Heat Win NBA Championship With 95-88 Win Over Spurs In 2013 Finals Game 7 (VIDEO/PHOTOS)

The Miami Heat have done it again.

For the second season in a row, LeBron James and Heat are NBA champions. James poured in 37 points in the winner-take all 2013 NBA Finals finale as the Heat outlasted the San Antonio Spurs, 95-88.

"It took everything we had as a team, credit to the San Antonio Spurs," Dwyane Wade told Doris Burke of ESPN on the floor after the final buzzer had sounded on a thrilling Game 7. "They are an unbelievable team, unbelievable franchise. This was the hardest series we ever had to play but we're a resilient team and we did whatever it took."

What it took, was a classic performance from James, 23 points and 10 rebounds from Wade and an incredible effort from Shane Battier, who scored 18 points and shot 6-of-8 from beyond the arc in Game 7. Although Chris Bosh was held scoreless by the Spurs in Game 7, Battier and Mario Chalmers combined for 32 points.

"It's better to be timely than good," Battier quipped to Burke as confetti fell following the presentation of the Larry O'Brien Trophy. Prior to his stunning Game 7 performance, Battier had managed just 21 total points in the previous six games.

Despite the presence of a "Big Three" in each lineup, it was Chalmers who delivered one of the most devastating blows in the seventh round of the classic Finals bout. With time winding down in the third quarter and the Spurs holding a narrow 71-69 advantage, Chalmers gave the Heat the lead for good with a deep, three-point shot that just beat the buzzer.

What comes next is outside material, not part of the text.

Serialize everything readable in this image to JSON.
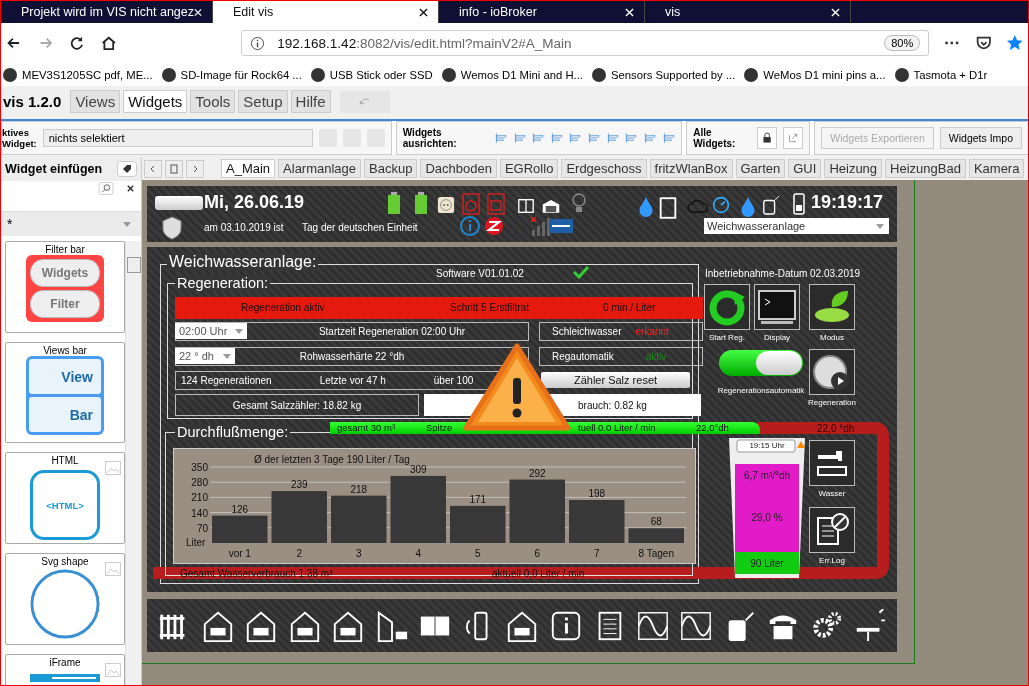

"It feels great, a dream come true," Chalmers told Rachel Nichols of ESPN of his second championship in the champagne-soaked Heat locker room after the win. "We worked hard to get to this point. We had to leave it all on the court tonight."

WATCH: Chalmers Beats The Buzzer In The Third Quarter

Although the Heat never relinquished the lead after Chalmers' improbable, buzzer-beating bank shot, Tim Duncan and the Spurs relentlessly challenged down the stretch, withstanding nearly everything that the Heat could throw at them. Nearly. Having come within seconds of closing out their fifth title since selecting Duncan as the No. 1 overall selection in the 1997 NBA Draft in Game 6, the Spurs closed within two points in the final minute of regulation in Game 7. With the Heat clinging to a 90-88 lead and less than a minute to play, Duncan got the ball on the block. With Battier on his hip, the 37-year-old spun to his left and got off a point-blank, right-handed hook shot in the paint. Unlike so many of the shots during his illustrious career, it missed. Reacting quickly, Duncan got his right hand back on the ball, tipping it up toward the rim. He missed again.

"The obvious word is 'disappointing.' Tough end to the game," Duncan, who finished with 24 points, 12 rebounds, 4 steals and 1 block, told reporters after the game, via ASAP Sports. "Made some bad decisions, missed some shots. I don't know what to say. Just give credit to the Miami Heat. LeBron was unbelievable. Dwyane was great. I just think they found a way to get it done. We stayed in the game. We gave ourselves opportunities to win the game, we just couldn't turn that corner. They made more plays down the stretch, bottom line"

WATCH: Tim Duncan's Late Miss In Game 7

Following a Heat timeout, James drained a 19-foot jump shot to push the lead back to two possessions. The Spurs would not score again. Miami closed out the series-clinching win with three free throws and the celebration at AmericanAirlines Arena was on (complete with Bosh champagne GIF). James would be named NBA Finals MVP for the second straight season and the Heat were the first back-to-back champions in the NBA since the Los Angeles Lakers won twice on the bounce in 2009 and 2010.

WATCH: LeBron James' Last Basket In Game 7

"I work on my game a lot throughout the offseason," James told Burke after the game, specifically addressing his superlative midrange game. Nine of James' 12 made field goals in Game 7 came outside the paint. "I put a lot of work into it and to be able to come out here and (have) the results happen out on the floor is the ultimate. The ultimate. I'm at a loss for words."